Missouri law makes it hard for even the most ardent admirer to drive through a deal if the target doesn’t want to sit down and talk.
Ralcorp’s management has rejected ConAgra’s advances three times, adopted a poison pill defense, and highlighted its knack for creating value by proposing to spin off its Post cereals business as a better option than being bought.
Ralcorp shares trade at $83, significantly below ConAgra’s lalest revised bid of $94 a share, or $5.2 billion.
“The stock price illustrates shareholders’ disbelief that Ralcorp is willing to get any deal done at this point,” said Scott Harrison, senior analyst at Argent Capital Management LLC, which owns 0.5 percent of Ralcorp.
Colin Symons, Chief Investment Officer at Symons Capital Management, which owns both ConAgra and Ralcorp stock, said: “Anything over $90 had a decent chance of getting shareholder approval, though management may be a different beast.”
Some investors think the end-game is nearing in a merger saga that began in March — but only if ConAgra raises its offer again.
A source close to the matter said ConAgra would not even consider offering more — unless Ralcorp showed some willingness to talk.
There had been some interaction between the companies’ financial advisers, but little indication that Ralcorp would discuss a deal, said the source, who asked not to be identified due to the sensitivity of the issue.

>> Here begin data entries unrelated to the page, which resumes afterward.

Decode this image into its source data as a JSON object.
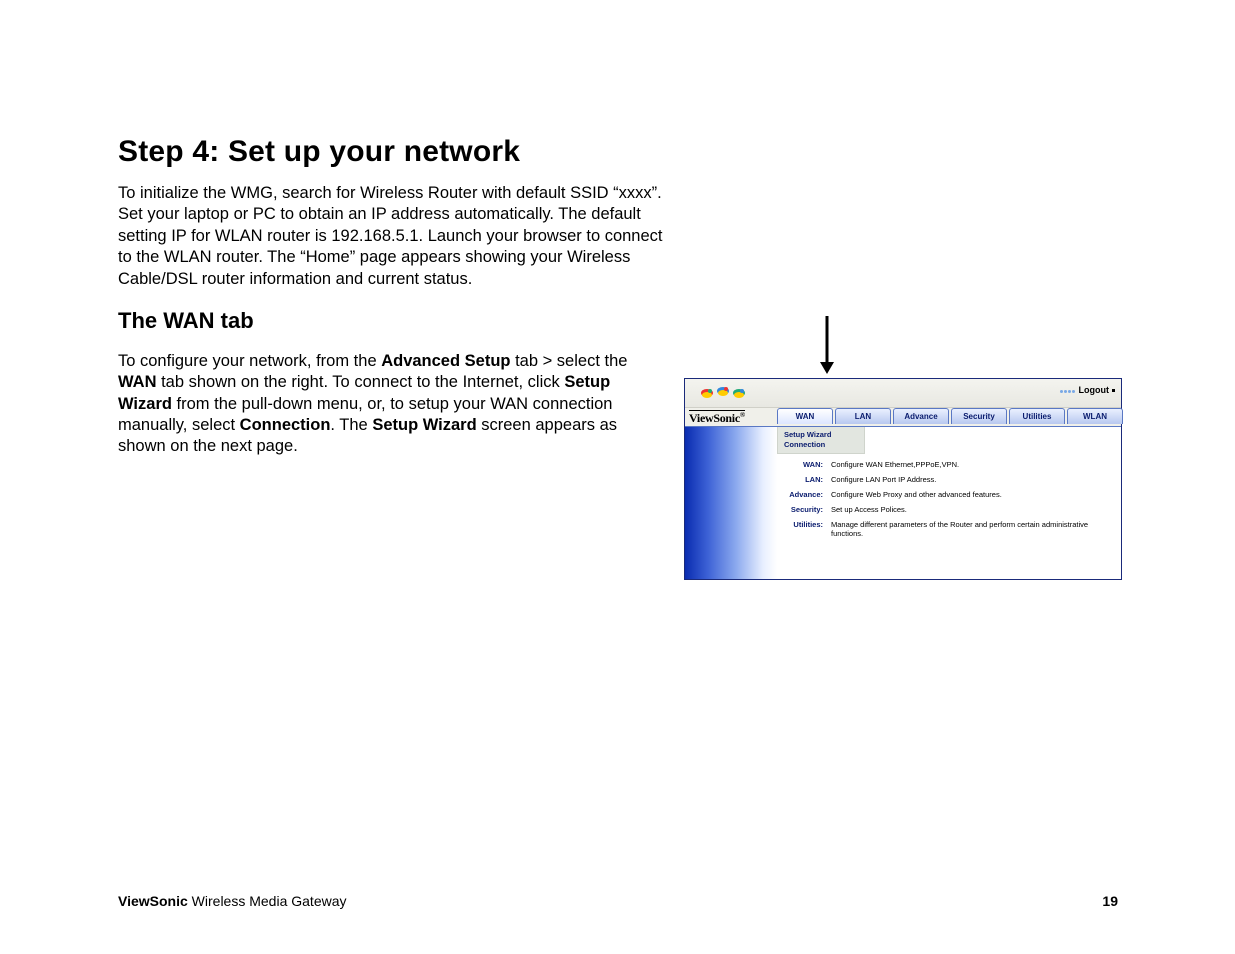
{
  "page": {
    "step_title": "Step 4:  Set up your network",
    "intro": "To initialize the WMG, search for Wireless Router with default SSID “xxxx”.  Set your laptop or PC to obtain an IP address automatically.  The default setting IP for WLAN router is 192.168.5.1. Launch your browser to connect to the WLAN router. The “Home” page appears showing your Wireless Cable/DSL router information and current status.",
    "subhead": "The WAN tab",
    "body_parts": {
      "p1": "To configure your network, from the ",
      "b1": "Advanced Setup",
      "p2": " tab > select the ",
      "b2": "WAN",
      "p3": " tab shown on the right. To connect to the Internet, click ",
      "b3": "Setup Wizard",
      "p4": " from the pull-down menu, or, to setup your WAN connection manually, select ",
      "b4": "Connection",
      "p5": ". The ",
      "b5": "Setup Wizard",
      "p6": " screen appears as shown on the next page."
    }
  },
  "router_ui": {
    "brand": "ViewSonic",
    "brand_reg": "®",
    "logout": "Logout",
    "tabs": [
      "WAN",
      "LAN",
      "Advance",
      "Security",
      "Utilities",
      "WLAN"
    ],
    "active_tab_index": 0,
    "submenu": {
      "line1": "Setup Wizard",
      "line2": "Connection"
    },
    "items": [
      {
        "label": "WAN:",
        "desc": "Configure WAN Ethernet,PPPoE,VPN."
      },
      {
        "label": "LAN:",
        "desc": "Configure LAN Port IP Address."
      },
      {
        "label": "Advance:",
        "desc": "Configure Web Proxy and other advanced features."
      },
      {
        "label": "Security:",
        "desc": "Set up Access Polices."
      },
      {
        "label": "Utilities:",
        "desc": "Manage different parameters of the Router and perform certain administrative functions."
      }
    ]
  },
  "footer": {
    "brand": "ViewSonic",
    "product": " Wireless Media Gateway",
    "page_number": "19"
  }
}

No meetings are planned between the two teams for now, the source added.
ConAgra, the maker of Hunt’s ketchup, Chef Boyardee pasta and Pam cooking spray, wants Ralcorp’s private label business — cheaper foods that retailers brand as their own.
Private label food sales have outpaced growth in branded packaged foods in each of the past 4 years, and that trend is likely to continue, predicted Consumer Edge Research analyst Robert Dickerson.

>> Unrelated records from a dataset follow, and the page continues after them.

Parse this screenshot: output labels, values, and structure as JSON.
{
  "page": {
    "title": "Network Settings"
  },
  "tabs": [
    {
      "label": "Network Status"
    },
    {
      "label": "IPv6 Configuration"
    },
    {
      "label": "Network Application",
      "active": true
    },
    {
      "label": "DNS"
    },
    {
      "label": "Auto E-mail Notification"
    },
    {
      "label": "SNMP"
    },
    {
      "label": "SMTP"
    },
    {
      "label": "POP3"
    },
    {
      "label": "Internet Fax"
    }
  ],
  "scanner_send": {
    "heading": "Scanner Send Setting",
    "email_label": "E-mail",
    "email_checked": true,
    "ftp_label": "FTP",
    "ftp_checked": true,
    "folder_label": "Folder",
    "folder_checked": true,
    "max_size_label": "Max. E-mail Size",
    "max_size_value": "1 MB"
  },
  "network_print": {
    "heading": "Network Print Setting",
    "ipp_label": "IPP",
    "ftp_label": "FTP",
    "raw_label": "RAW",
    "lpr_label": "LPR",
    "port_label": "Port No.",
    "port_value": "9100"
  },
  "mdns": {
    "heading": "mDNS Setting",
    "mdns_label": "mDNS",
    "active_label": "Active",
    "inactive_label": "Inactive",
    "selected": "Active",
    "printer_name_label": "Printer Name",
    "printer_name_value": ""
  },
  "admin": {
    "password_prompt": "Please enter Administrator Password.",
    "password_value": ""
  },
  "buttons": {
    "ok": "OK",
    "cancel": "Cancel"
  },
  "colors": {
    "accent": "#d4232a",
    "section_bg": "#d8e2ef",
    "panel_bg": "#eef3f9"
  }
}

“For a high enough price, I think Ralcorp management would feel tremendous pressure to sell,” said Symons, adding that number “probably starts at $98, while a price around $105 would practically force a sale.”
“If they didn’t sell at that price, I think most shareholders would be going berserk,” Symons said.

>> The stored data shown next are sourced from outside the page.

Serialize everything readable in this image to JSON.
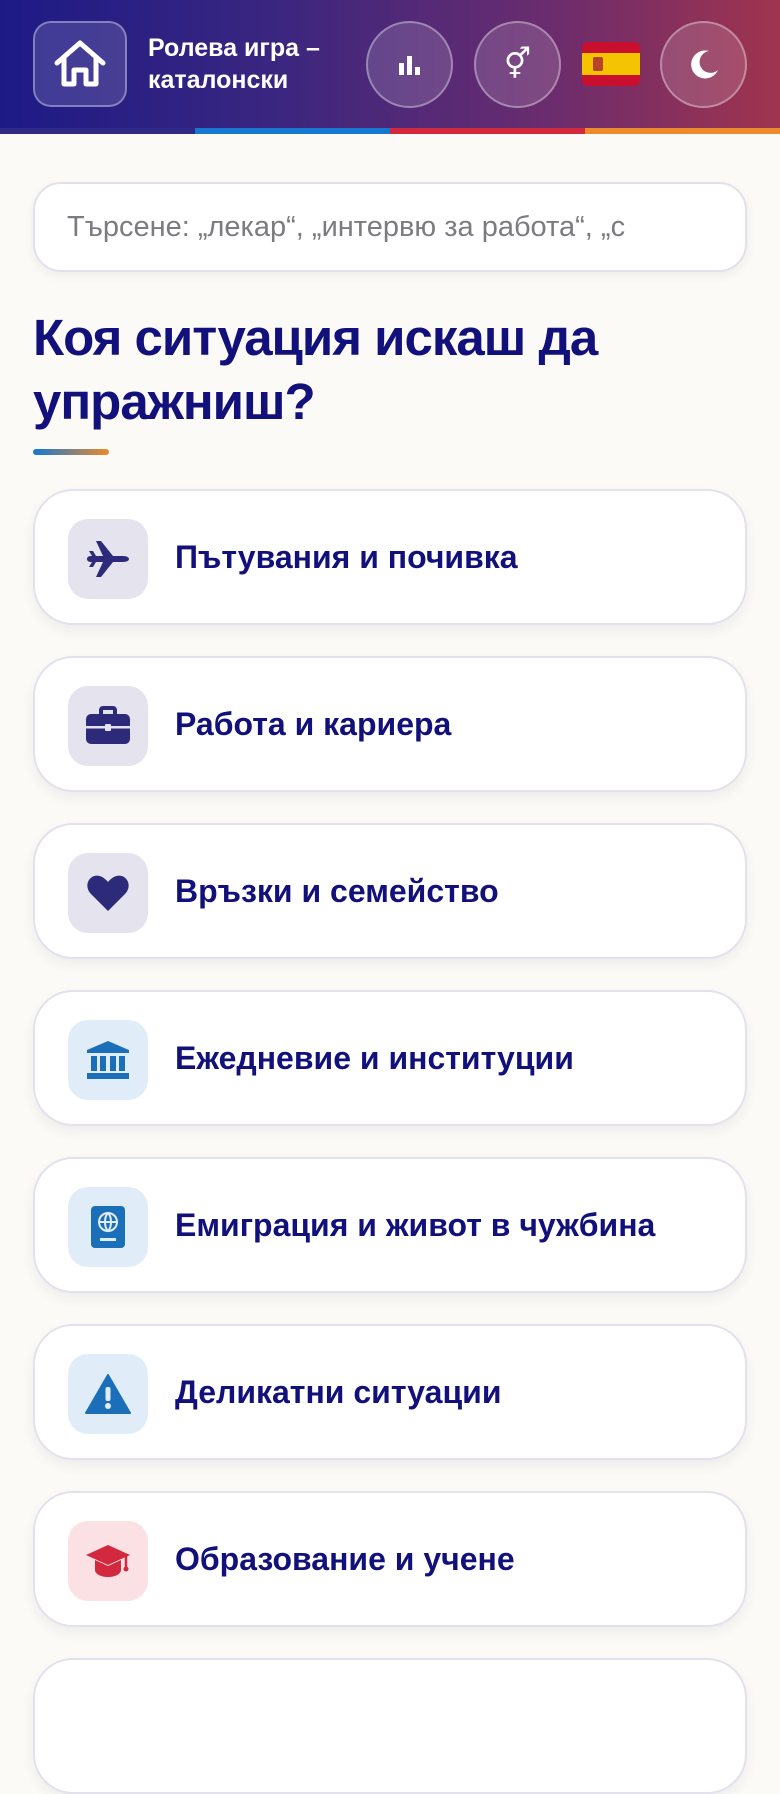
{
  "header": {
    "title": "Ролева игра – каталонски",
    "gender_symbol": "⚥"
  },
  "search": {
    "placeholder": "Търсене: „лекар“, „интервю за работа“, „с"
  },
  "heading": "Коя ситуация искаш да упражниш?",
  "categories": [
    {
      "label": "Пътувания и почивка",
      "icon": "airplane-icon"
    },
    {
      "label": "Работа и кариера",
      "icon": "briefcase-icon"
    },
    {
      "label": "Връзки и семейство",
      "icon": "heart-icon"
    },
    {
      "label": "Ежедневие и институции",
      "icon": "bank-icon"
    },
    {
      "label": "Емиграция и живот в чужбина",
      "icon": "passport-icon"
    },
    {
      "label": "Деликатни ситуации",
      "icon": "warning-icon"
    },
    {
      "label": "Образование и учене",
      "icon": "graduation-cap-icon"
    }
  ],
  "colors": {
    "primary": "#12107a",
    "accent_blue": "#1479cf",
    "accent_red": "#d3293f",
    "accent_orange": "#ec8a2c"
  }
}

The source close to the matter said that the higher valuation was “ridiculous.”
While well-known activist investors including John Paulson and Citadel have increased their holdings in Ralcorp, there seems little immediate threat to management’s position.
Two major Ralcorp shareholders, who declined to be identified, separately ruled out any kind of face-off with management.
Even investors who might want to take action can, at most, force out only a fraction of the board at any given time, due to Ralcorp’s “staggered board” structure.
Ralcorp says ConAgra’s bids undervalue the company, but Rebecca Scheuneman, assistant portfolio manager at Forester Capital Management, a Ralcorp stockholder, believes the company will have to offer something more concrete than that — or risk ConAgra going hostile.
For Missouri-incorporated Ralcorp, any takeover has to be approved by two-thirds of shareholders. In Delaware, where the majority of U.S. companies are incorporated, a simple majority is all that is required.
“The one thing that helps protect the board is the Missouri statute that, very specifically, permits it to take into account non-financial factors in assessing an offer,” said Wallace Brockhoff, an M&A lawyer at Lathrop & Gage LLP in Kansas City, Missouri.
“So, Ralcorp can turn down ConAgra’s offer on the basis of the merger’s effect on employees, the community, customers, suppliers, (or) the ‘confidence and integrity’ of the person making the proposal ... whatever that means,” Brockhoff said.
Possible lawsuits against Ralcorp management for failing to maximize shareholder value also have little chance of success, said Jane Goldstein, an attorney at Ropes & Gray.
“It would be very difficult for anyone to win a lawsuit based on what someone (Ralcorp management) didn’t do,” especially as Ralcorp has proposed an alternative strategy.
“The same Missouri state laws that make a hostile takeover tough, would work in Ralcorp’s favor in defending (against) such lawsuits,” she said.